We can't compete with China, they are an authoritarian system.

They will

1) have their workers work for serf wages and live in dormitories next to the factories. The workers have no political means of complaining en masse about anything. Not safety, not conditions, not wages, and not health care. But some sort of minimum probably is necessary.

2) the Doctors such as they are, will enjoy probably only slightly better fare.

3) China will pursue an energy and environmental policy that likewise has no political constraints.

Your protocol is fine.

I'd like this amoral buffoon to say this to my face without laughing.

Not much of a challenge. Any performer worth the time learns not to laugh at their own jokes. Deadpan. Stand-Up 101.

Does this mean you are finally done running around doing chicken little imitations every time any plan without a public option is discussed?

- Teddy Kennedy's plan will have a strong public option. We have not seen it yet.

- The house plan has always been known to be putting forth a strong public option. Pelosi is on record on that along with many others.

- Obama has said he wants a public option

... but then one senate committee run by a blue dog leaks a supposed "draft" and all hell breaks lose.

We will all need more health care if the foolish omg, omg, omg bullshit keeps recurring every time someone who isn't going to be a a major factor in this says anything. Please stop the foolishness.

If the government plans don't reimburse physicians equal to the private insurance reimbursements it's just not going to work. Cutting Medicare reimbursement is just the WRONG thing to do. Many physicians already don't accept Medicare due to the low reimbursement. It won't matter one bit if you have insurance that no doctor will accept. More nursing homes will fold, more doctors who care for the elderly will just close up their shops.

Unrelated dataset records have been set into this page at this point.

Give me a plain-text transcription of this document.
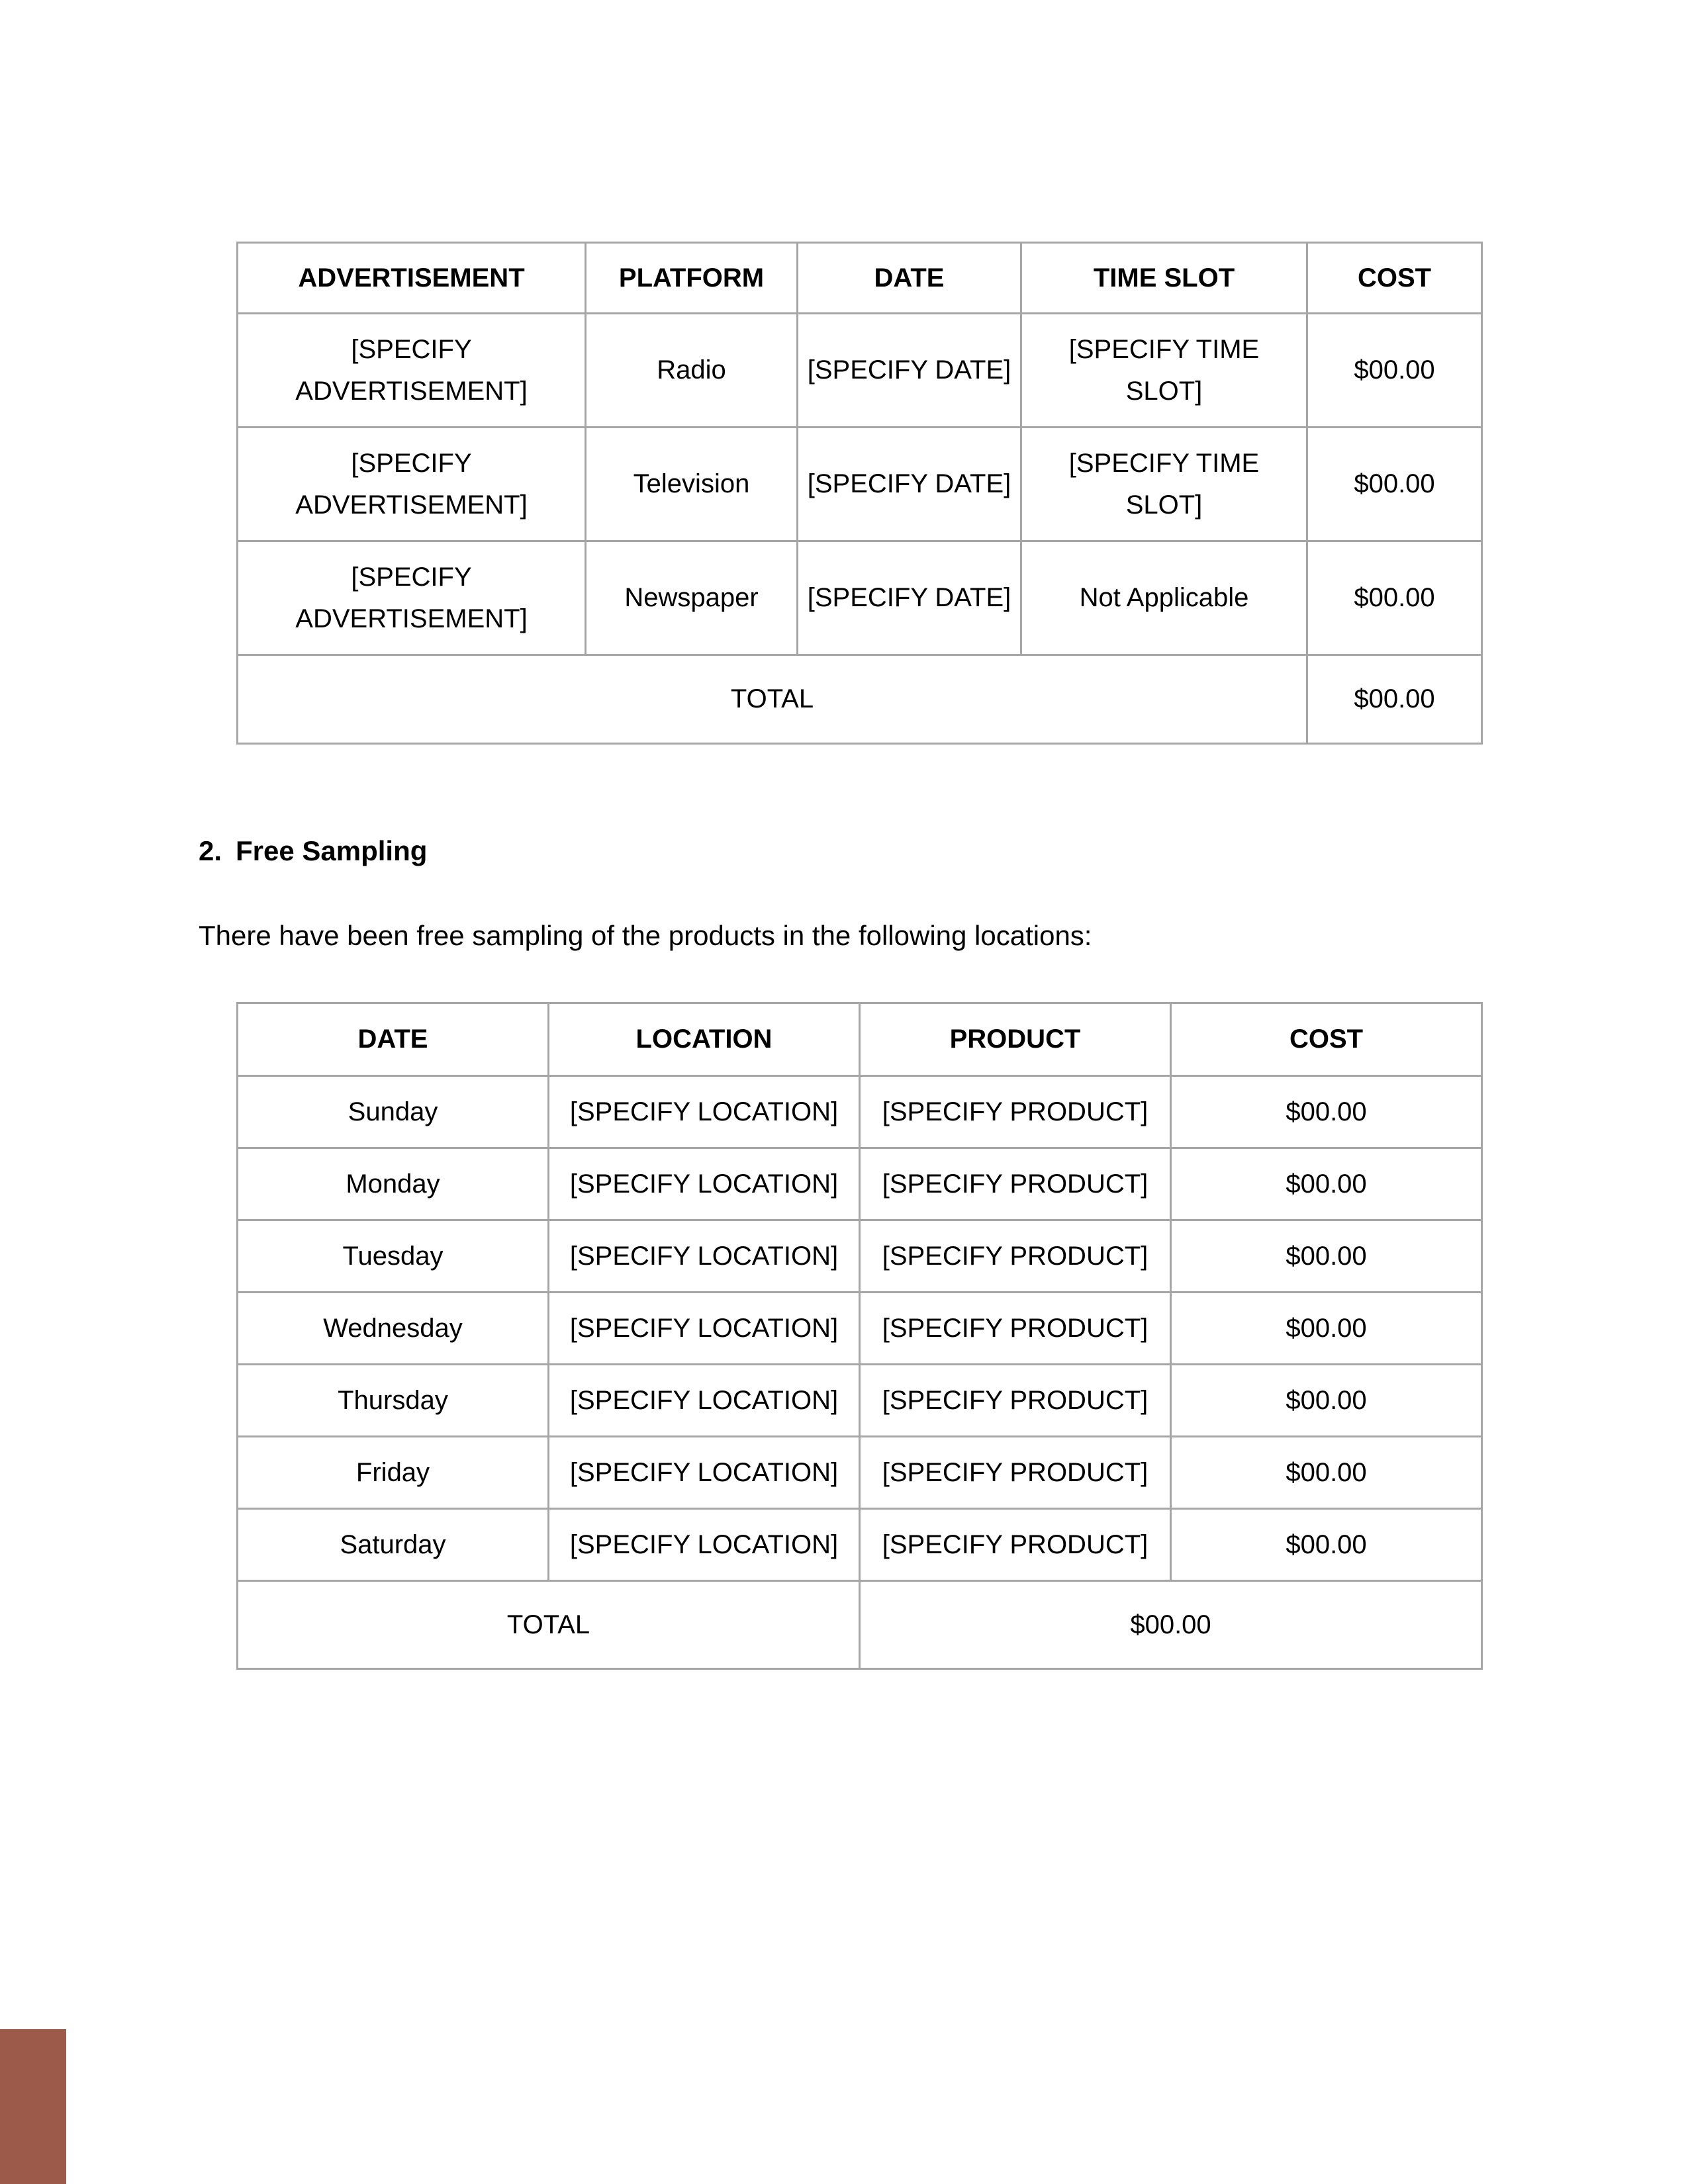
ADVERTISEMENT	PLATFORM	DATE	TIME SLOT	COST
[SPECIFY ADVERTISEMENT]	Radio	[SPECIFY DATE]	[SPECIFY TIME SLOT]	$00.00
[SPECIFY ADVERTISEMENT]	Television	[SPECIFY DATE]	[SPECIFY TIME SLOT]	$00.00
[SPECIFY ADVERTISEMENT]	Newspaper	[SPECIFY DATE]	Not Applicable	$00.00
TOTAL				$00.00
2. Free Sampling
There have been free sampling of the products in the following locations:
DATE	LOCATION	PRODUCT	COST
Sunday	[SPECIFY LOCATION]	[SPECIFY PRODUCT]	$00.00
Monday	[SPECIFY LOCATION]	[SPECIFY PRODUCT]	$00.00
Tuesday	[SPECIFY LOCATION]	[SPECIFY PRODUCT]	$00.00
Wednesday	[SPECIFY LOCATION]	[SPECIFY PRODUCT]	$00.00
Thursday	[SPECIFY LOCATION]	[SPECIFY PRODUCT]	$00.00
Friday	[SPECIFY LOCATION]	[SPECIFY PRODUCT]	$00.00
Saturday	[SPECIFY LOCATION]	[SPECIFY PRODUCT]	$00.00
TOTAL		$00.00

All profit needs to be taken out of health care. Boehner is an idiot. Does he think it's better to have the insurance companies making the decisions like they are now? Does he think it's OK for a doctor who stands to make more money if he performs a certain procedure to be making decisions about your care?

This whole topic makes me crazy. And this House plan is not enough and it won't work. It'll go the way of Hillary's attempt at health care reform. I spend 35% of my paycheck on f*cking health insurance. It's ridiculous! Mandating that employers pay for it and then taxing it just totally sucks. Get rid of private health insurance! They are a waste of money.

Damn capitalism!

I won't be satisfied with anything less.

It's time for ALL these congressmen to stand up to the insurance and pharmaceutical companies. I know...that's a long shot, but it's now or never.